Edge of Spider-Verse #2 (of 5)
Review Spoilers: Moderate
As much as the internet loves to tell us about weird old superheroes, I’m honestly surprised no one has ever really told me about Gwen Stacy. For a character that is so iconic to the Spider-Man mythos, Gwen is never described by her personality or her characteristics as a person besides that she was blonde and that she died after Peter accidentally broke her back trying to save her. I know there’s a joke about how no one ever really dies in comics except Uncle Ben, but Marvel seems fairly determined to keep Gwen Stacy the permanent girl in the fridge.
I really hope Gwen Stacy: Spider-Woman can change that.

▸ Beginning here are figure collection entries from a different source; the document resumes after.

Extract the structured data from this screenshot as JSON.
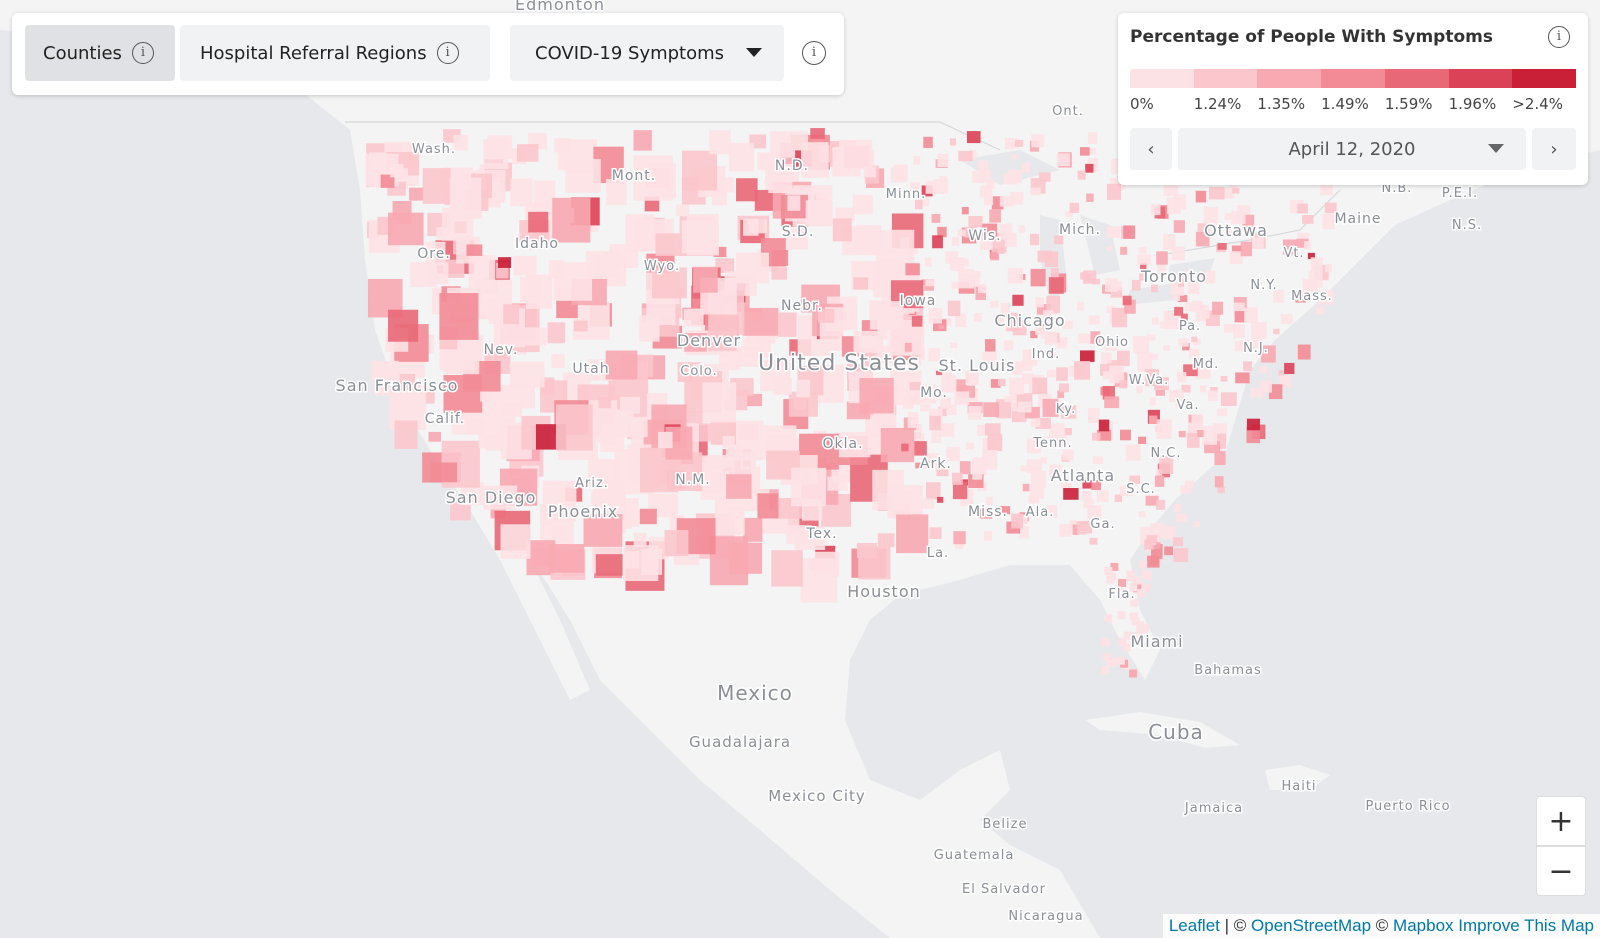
{
  "controls": {
    "tabs": [
      "Counties",
      "Hospital Referral Regions"
    ],
    "dropdown": "COVID-19 Symptoms"
  },
  "legend": {
    "title": "Percentage of People With Symptoms",
    "bins": [
      {
        "label": "0%",
        "color": "#fde2e5"
      },
      {
        "label": "1.24%",
        "color": "#fbc6cc"
      },
      {
        "label": "1.35%",
        "color": "#f8a9b1"
      },
      {
        "label": "1.49%",
        "color": "#f28b96"
      },
      {
        "label": "1.59%",
        "color": "#e96877"
      },
      {
        "label": "1.96%",
        "color": "#dc4257"
      },
      {
        "label": ">2.4%",
        "color": "#c91f37"
      }
    ],
    "date": "April 12, 2020"
  },
  "map_labels": [
    "Edmonton",
    "Mont.",
    "N.D.",
    "Ont.",
    "N.B.",
    "P.E.I.",
    "N.S.",
    "Wash.",
    "Idaho",
    "Ore.",
    "Wyo.",
    "S.D.",
    "Wis.",
    "Mich.",
    "Ottawa",
    "Minn.",
    "Toronto",
    "Maine",
    "Vt.",
    "N.Y.",
    "Mass.",
    "Nebr.",
    "Iowa",
    "Chicago",
    "Pa.",
    "Ohio",
    "Nev.",
    "Utah",
    "Denver",
    "Colo.",
    "United States",
    "St. Louis",
    "Ind.",
    "N.J.",
    "Md.",
    "San Francisco",
    "Calif.",
    "Mo.",
    "W.Va.",
    "Ky.",
    "Va.",
    "Okla.",
    "Tenn.",
    "N.C.",
    "Ariz.",
    "N.M.",
    "Ark.",
    "Atlanta",
    "S.C.",
    "San Diego",
    "Phoenix",
    "Miss.",
    "Ala.",
    "Ga.",
    "Tex.",
    "La.",
    "Houston",
    "Fla.",
    "Miami",
    "Bahamas",
    "Mexico",
    "Cuba",
    "Guadalajara",
    "Mexico City",
    "Haiti",
    "Jamaica",
    "Puerto Rico",
    "Belize",
    "Guatemala",
    "El Salvador",
    "Nicaragua"
  ],
  "zoom": [
    "+",
    "−"
  ],
  "attribution": {
    "leaflet": "Leaflet",
    "sep": "| ©",
    "osm": "OpenStreetMap",
    "copy": "©",
    "mapbox": "Mapbox",
    "improve": "Improve This Map"
  }
}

First of all, this story is part of the lead up to the Spider-Verse event. I don’t have the money to keep up with all these event comics, but it’s basically Morlun causing a crisis of infinite Spideys.
Enter Gwen Stacy: Spider-Woman!
As we enter this Gwen’s reality, we find out that we’re in the middle of her story. Instead of Peter being bitten by the spider, she was. She became the Amazing (and drumming) Spider-Woman while her version of Peter Parker was driven by his bullies to become the Lizard. Peter dies while Gwen lives with the consequences and blame for his death.
I don’t know how accurate this Gwen is to the original personality of Gwen Stacy of 616, but screw it, I LOVE HER. She’s sassy, but still deals with the weight of the world on her shoulders. She refuses to back down from a fight and even stands up for herself when the time comes for it. Did I also mention that she’s a drummer for an all-girl group lead by Mary Jane Watson called The Mary Janes and all that she wants to do with her life outside of being Spidey is play music? Love. Her.
The team of Jason Latour, Robbi Rodriguez and Rico Renzi did an amazing job on this story. Latour managed to perfectly craft the typical Spidey story structure while letting Gwen have a voice of her own for once. She’s not the fridged girl here. She’s a young adult learning to stand on her own two feet, which is weirdly not a story in media that often features women. Rodriguez and Renzi also manage to give such life and color to Gwen’s story. It moves like New York at night: fast paced and full of bright lights and color.
IT’S JUST TOO DAMN SHORT.
Seriously, there was enough story here to make an entire mini-series out of it. A mini-series I would have gladly paid for in single issues and trade paperback. Instead, we have one story that feels over in a New York Minute. A good one, but still over just before it really gets good.
Luckily, this will not be the last of Spider-Gwen. She’s advertised to return in Amazing Spider-Man #9, which I will definitely be reading because not only will it feature Gwen again, but it will also have Kamala Khan teaming up with 616!Peter Parker. It’s like that issue was made for me, you guys.
Final Thoughts: Even though it’s over way too quickly, Gwen Stacy: Spider-Woman is definitely worth the read. Centering around a sassy and determined heroine, it brings us a version of Gwen Stacy ready to define her own fate and be her own hero.